Finsec
- Merged into: First Union New Zealand
- Founded: 1990
- Dissolved: 2011
- Headquarters: Wellington, New Zealand
- Location: New Zealand;
- Members: 6600
- Key people: Kelvin Pycroft, President; Andrew Casidy, General Secretary;
- Affiliations: NZCTU
- Website: www.finsec.org.nz

= Finance and Information Workers Union =

Trade union in Wellington, New Zealand

Finance and Information Workers Union (Finsec) was a small organising trade union covering about 6,600 workers in the New Zealand finance sector. It was formed in 1990 from the merger of the Bank Officers’ Union and the
Insurance Workers Union. In October 2011, Finsec amalgamated with the National Distribution Union to create a new union called First Union New Zealand.

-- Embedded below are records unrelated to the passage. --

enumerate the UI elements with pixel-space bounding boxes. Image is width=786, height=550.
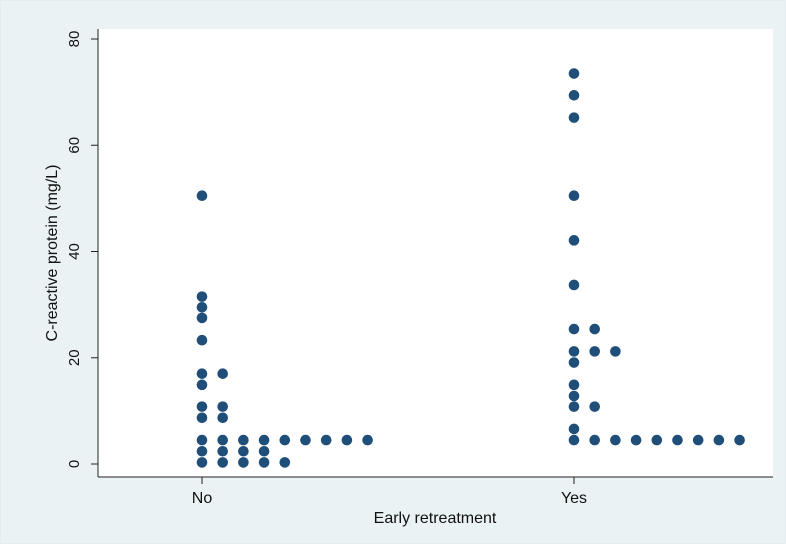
y-tick-label: 60 — [66, 137, 83, 154]
data-point — [568, 90, 580, 101]
data-point — [568, 190, 580, 202]
data-point — [568, 112, 580, 123]
data-point — [217, 401, 228, 412]
data-point — [217, 434, 228, 446]
data-point — [672, 434, 683, 446]
data-point — [217, 457, 228, 468]
data-point — [341, 434, 353, 446]
data-point — [300, 434, 311, 446]
data-point — [568, 423, 580, 435]
data-point — [258, 457, 270, 468]
data-point — [238, 434, 249, 446]
y-tick-label: 0 — [66, 460, 83, 468]
data-point — [196, 368, 208, 379]
data-point — [589, 401, 600, 412]
data-point — [196, 379, 208, 391]
data-point — [196, 457, 208, 468]
data-point — [713, 434, 725, 446]
data-point — [568, 357, 580, 368]
data-point — [568, 434, 580, 446]
y-ticks: 0 20 40 60 80 — [66, 31, 98, 468]
data-point — [630, 434, 642, 446]
data-point — [196, 445, 208, 457]
data-point — [217, 412, 228, 424]
data-point — [692, 434, 704, 446]
data-point — [568, 68, 580, 79]
data-point — [568, 379, 580, 391]
data-point — [362, 434, 373, 446]
data-point — [279, 434, 291, 446]
data-point — [568, 346, 580, 357]
data-point — [258, 445, 270, 457]
y-axis-label: C-reactive protein (mg/L) — [44, 165, 61, 342]
x-axis-label: Early retreatment — [374, 510, 497, 527]
data-point — [610, 434, 621, 446]
data-point — [734, 434, 745, 446]
data-point — [610, 346, 621, 357]
data-point — [238, 445, 249, 457]
data-point — [196, 412, 208, 424]
data-point — [217, 368, 228, 379]
data-point — [217, 445, 228, 457]
data-point — [196, 291, 208, 302]
data-point — [196, 190, 208, 202]
data-point — [589, 346, 600, 357]
data-point — [568, 401, 580, 412]
x-tick-label: No — [192, 490, 213, 507]
data-point — [589, 434, 600, 446]
data-point — [568, 279, 580, 291]
data-point — [568, 390, 580, 402]
data-point — [589, 323, 600, 335]
data-point — [279, 457, 291, 468]
data-point — [196, 401, 208, 412]
x-tick-label: Yes — [561, 490, 587, 507]
plot-area — [98, 29, 773, 477]
data-point — [196, 301, 208, 313]
data-point — [651, 434, 663, 446]
data-points — [196, 68, 745, 468]
y-tick-label: 40 — [66, 243, 83, 260]
data-point — [320, 434, 332, 446]
y-tick-label: 20 — [66, 349, 83, 366]
data-point — [238, 457, 249, 468]
data-point — [196, 434, 208, 446]
x-ticks: No Yes — [192, 477, 587, 507]
data-point — [568, 235, 580, 246]
data-point — [258, 434, 270, 446]
data-point — [196, 312, 208, 324]
y-tick-label: 80 — [66, 31, 83, 48]
data-point — [568, 323, 580, 335]
data-point — [196, 334, 208, 346]
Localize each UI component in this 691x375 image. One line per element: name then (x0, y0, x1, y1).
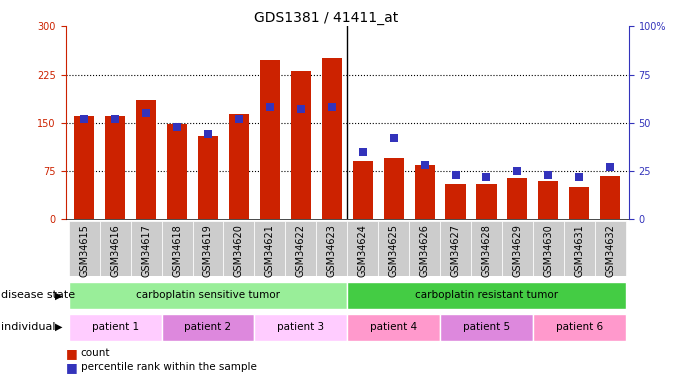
Point (450, 172, 461, 178)
Point (171, 124, 182, 130)
Text: disease state: disease state (1, 290, 75, 300)
Bar (347, 282, 626, 309)
Text: GSM34619: GSM34619 (203, 224, 213, 277)
Point (481, 174, 492, 180)
Bar (476, 184, 497, 219)
Bar (193, 221, 223, 276)
Text: carboplatin sensitive tumor: carboplatin sensitive tumor (136, 290, 280, 300)
Bar (285, 221, 316, 276)
Bar (569, 187, 589, 219)
Bar (502, 221, 533, 276)
Text: ■: ■ (66, 361, 77, 374)
Bar (68, 314, 162, 340)
Bar (260, 60, 280, 219)
Text: percentile rank within the sample: percentile rank within the sample (81, 363, 257, 372)
Bar (136, 100, 156, 219)
Text: GSM34622: GSM34622 (296, 224, 306, 277)
Text: carboplatin resistant tumor: carboplatin resistant tumor (415, 290, 558, 300)
Text: GSM34625: GSM34625 (388, 224, 399, 277)
Bar (595, 221, 626, 276)
Text: GSM34623: GSM34623 (327, 224, 337, 277)
Bar (352, 161, 372, 219)
Text: patient 1: patient 1 (92, 322, 139, 332)
Point (357, 149, 368, 155)
Bar (533, 314, 626, 340)
Point (202, 131, 214, 137)
Bar (131, 221, 162, 276)
Text: patient 2: patient 2 (184, 322, 231, 332)
Bar (74, 116, 94, 219)
Bar (167, 124, 187, 219)
Bar (68, 282, 347, 309)
Bar (538, 181, 558, 219)
Point (79, 116, 90, 122)
Bar (322, 58, 342, 219)
Bar (291, 71, 311, 219)
Text: GSM34621: GSM34621 (265, 224, 275, 277)
Text: GSM34629: GSM34629 (513, 224, 522, 277)
Point (110, 116, 121, 122)
Point (295, 106, 306, 112)
Bar (533, 221, 564, 276)
Text: GSM34632: GSM34632 (605, 224, 615, 277)
Point (605, 164, 616, 170)
Point (326, 104, 337, 110)
Point (234, 116, 245, 122)
Text: GSM34617: GSM34617 (141, 224, 151, 277)
Text: ■: ■ (66, 347, 77, 360)
Bar (162, 314, 254, 340)
Bar (384, 158, 404, 219)
Bar (409, 221, 440, 276)
Bar (162, 221, 193, 276)
Text: ▶: ▶ (55, 290, 62, 300)
Bar (600, 176, 621, 219)
Bar (507, 177, 527, 219)
Text: patient 3: patient 3 (277, 322, 324, 332)
Point (512, 168, 523, 174)
Text: GSM34628: GSM34628 (482, 224, 491, 277)
Bar (347, 314, 440, 340)
Text: GSM34624: GSM34624 (358, 224, 368, 277)
Text: patient 4: patient 4 (370, 322, 417, 332)
Bar (254, 221, 285, 276)
Bar (347, 221, 378, 276)
Text: GSM34620: GSM34620 (234, 224, 244, 277)
Bar (471, 221, 502, 276)
Bar (564, 221, 595, 276)
Text: ▶: ▶ (55, 322, 62, 332)
Bar (440, 221, 471, 276)
Text: GSM34627: GSM34627 (451, 224, 460, 277)
Text: GSM34615: GSM34615 (79, 224, 89, 277)
Text: GSM34618: GSM34618 (172, 224, 182, 277)
Point (265, 104, 276, 110)
Bar (105, 116, 125, 219)
Text: patient 6: patient 6 (556, 322, 603, 332)
Bar (415, 165, 435, 219)
Text: GSM34631: GSM34631 (574, 224, 585, 277)
Bar (198, 136, 218, 219)
Bar (68, 221, 100, 276)
Bar (378, 221, 409, 276)
Text: GSM34616: GSM34616 (110, 224, 120, 277)
Bar (254, 314, 347, 340)
Bar (440, 314, 533, 340)
Text: GSM34626: GSM34626 (419, 224, 430, 277)
Point (574, 174, 585, 180)
Bar (229, 114, 249, 219)
Text: GSM34630: GSM34630 (543, 224, 553, 277)
Text: patient 5: patient 5 (463, 322, 510, 332)
Text: count: count (81, 348, 111, 358)
Bar (316, 221, 347, 276)
Bar (100, 221, 131, 276)
Point (388, 135, 399, 141)
Point (543, 172, 554, 178)
Bar (223, 221, 254, 276)
Bar (446, 184, 466, 219)
Point (140, 110, 151, 116)
Text: individual: individual (1, 322, 56, 332)
Text: GDS1381 / 41411_at: GDS1381 / 41411_at (254, 11, 399, 25)
Point (419, 162, 430, 168)
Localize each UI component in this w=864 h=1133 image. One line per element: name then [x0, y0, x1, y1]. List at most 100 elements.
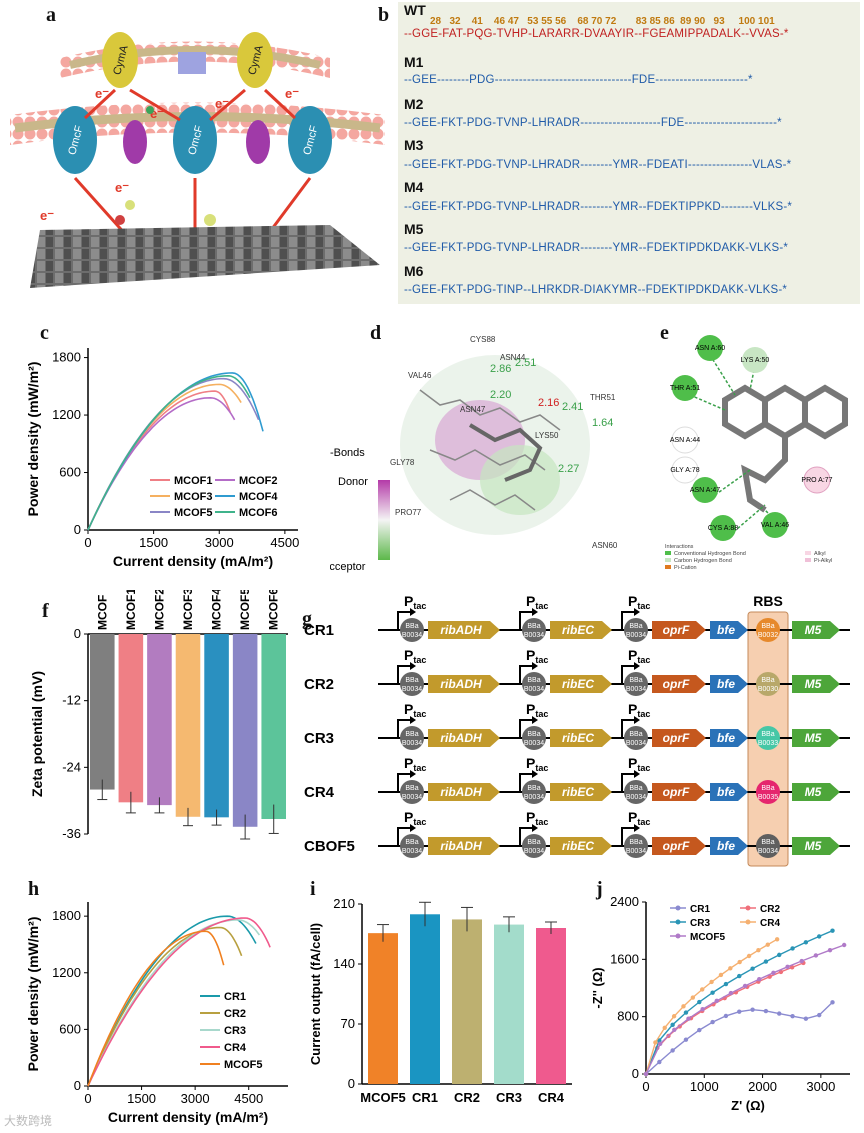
- rbs-text: BBa: [527, 731, 540, 738]
- svg-text:PRO A:77: PRO A:77: [801, 477, 832, 484]
- seq-m5: --GEE-FKT-PDG-TVNP-LHRADR--------YMR--FD…: [404, 242, 789, 254]
- svg-text:Donor: Donor: [338, 476, 368, 488]
- svg-text:GLY78: GLY78: [390, 458, 415, 467]
- y-tick-label: -36: [62, 826, 81, 841]
- promoter-label: Ptac: [628, 755, 650, 773]
- data-point: [700, 1007, 705, 1012]
- promoter-arrow: [397, 665, 412, 684]
- gene-label: bfe: [717, 623, 735, 637]
- data-point: [746, 953, 752, 959]
- gene-label: bfe: [717, 731, 735, 745]
- cyma-protein-left: [102, 32, 138, 88]
- legend-label: MCOF3: [174, 491, 213, 503]
- legend-label: CR2: [760, 904, 780, 915]
- promoter-arrow: [397, 827, 412, 846]
- seq-m2: --GEE-FKT-PDG-TVNP-LHRADR---------------…: [404, 117, 782, 129]
- gene-label: M5: [805, 731, 822, 745]
- data-point: [686, 1016, 691, 1021]
- gene-arrow: [792, 621, 840, 639]
- seq-m4: --GEE-FKT-PDG-TVNP-LHRADR--------YMR--FD…: [404, 201, 793, 213]
- svg-text:e⁻: e⁻: [285, 86, 299, 101]
- gene-oprf: oprF: [652, 729, 706, 747]
- circuit-label-cr4: CR4: [304, 784, 335, 801]
- bar-mcof: [90, 634, 115, 790]
- rbs-text: BBa: [527, 677, 540, 684]
- promoter-label: Ptac: [526, 809, 548, 827]
- gene-arrow: [710, 837, 748, 855]
- svg-text:Pi-Cation: Pi-Cation: [674, 565, 697, 571]
- seq-m6: --GEE-FKT-PDG-TINP--LHRKDR-DIAKYMR--FDEK…: [404, 284, 788, 296]
- gene-m5: M5: [792, 837, 840, 855]
- x-axis-label: Current density (mA/m²): [108, 1109, 268, 1125]
- y-tick-label: 1200: [52, 965, 81, 980]
- y-tick-label: 140: [333, 956, 355, 971]
- data-point: [681, 1004, 686, 1009]
- y-tick-label: 210: [333, 896, 355, 911]
- panel-g-letter: g: [302, 608, 312, 630]
- promoter-label: Ptac: [404, 755, 426, 773]
- data-point: [672, 1027, 677, 1032]
- legend-label: MCOF5: [174, 507, 213, 519]
- data-point: [742, 983, 748, 989]
- series-line-mcof3: [87, 383, 242, 531]
- gene-bfe: bfe: [710, 729, 748, 747]
- promoter-label: Ptac: [404, 647, 426, 665]
- gene-oprf: oprF: [652, 783, 706, 801]
- svg-text:2.86: 2.86: [490, 363, 511, 375]
- promoter-label: Ptac: [628, 593, 650, 611]
- gene-label: ribADH: [440, 785, 482, 799]
- rbs-circle: [400, 780, 424, 804]
- y-tick-label: 1200: [52, 407, 81, 422]
- electron-label: e⁻: [95, 86, 109, 101]
- seq-m3: --GEE-FKT-PDG-TVNP-LHRADR--------YMR--FD…: [404, 159, 792, 171]
- rbs-text: BBa: [761, 677, 774, 684]
- data-point: [714, 998, 719, 1003]
- bar-mcof5: [232, 634, 258, 827]
- gene-label: oprF: [663, 731, 690, 745]
- legend-marker: [675, 919, 681, 925]
- data-point: [757, 976, 762, 982]
- gene-label: ribADH: [440, 839, 482, 853]
- category-label: CR1: [412, 1090, 438, 1105]
- svg-text:CYS A:88: CYS A:88: [708, 525, 738, 532]
- gene-label: M5: [805, 623, 822, 637]
- category-label: MCOF3: [181, 590, 195, 630]
- svg-text:2.20: 2.20: [490, 389, 511, 401]
- data-point: [697, 1027, 702, 1033]
- promoter-arrow: [397, 611, 412, 630]
- omcf-protein-1: [53, 106, 97, 174]
- svg-text:ASN47: ASN47: [460, 405, 486, 414]
- category-label: MCOF1: [124, 590, 138, 630]
- rbs-text: BBa: [405, 839, 418, 846]
- data-point: [803, 940, 809, 945]
- gene-ribadh: ribADH: [428, 783, 500, 801]
- gene-label: ribADH: [440, 623, 482, 637]
- bar-mcof4: [204, 634, 229, 818]
- x-tick-label: 3000: [181, 1091, 210, 1106]
- chart-f-zeta-potential: 0 -12 -24 -36 MCOF MCOF1 MCOF2 MCOF3 MCOF4 MCOF5 M…: [29, 590, 288, 841]
- promoter-head: [634, 608, 640, 616]
- category-label: CR4: [538, 1090, 565, 1105]
- gene-arrow: [550, 621, 612, 639]
- category-label: MCOF4: [210, 590, 224, 630]
- gene-arrow: [550, 837, 612, 855]
- x-tick-label: 0: [84, 1091, 91, 1106]
- data-point: [718, 972, 724, 978]
- y-tick-label: 0: [74, 1078, 81, 1093]
- chart-c-power-density: 0 1500 3000 4500 0 600 1200 1800 MCOF1 MCOF2 MCOF3…: [25, 348, 299, 569]
- rbs-text: B0034: [626, 740, 646, 747]
- data-point: [690, 995, 696, 1000]
- legend-marker: [745, 905, 751, 911]
- rbs-text: BBa: [405, 677, 418, 684]
- data-point: [750, 1007, 755, 1012]
- rbs-text: B0032: [758, 632, 778, 639]
- data-point: [790, 1013, 795, 1019]
- legend-marker: [675, 905, 681, 911]
- data-point: [841, 942, 847, 948]
- watermark: 大数跨境: [4, 1114, 53, 1128]
- x-tick-label: 1500: [127, 1091, 156, 1106]
- bar-cr2: [452, 919, 482, 1084]
- rbs-text: B0033: [758, 740, 778, 747]
- legend-marker: [675, 933, 681, 939]
- data-point: [728, 966, 733, 971]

The majority of its members were located at the four big foreign owned banks in New Zealand; ASB, ANZ National Bank, BNZ and Westpac. However, it also covered legal employees, accountancy employees, stock and station employees and commerce workers, and a growing number of members work in call centres, information technology, communications and related industries. Finsec had offices in Auckland, Hamilton, Wellington and Christchurch. It was an affiliate of the New Zealand Council of Trade Unions (NZCTU) and Union Network International (UNI).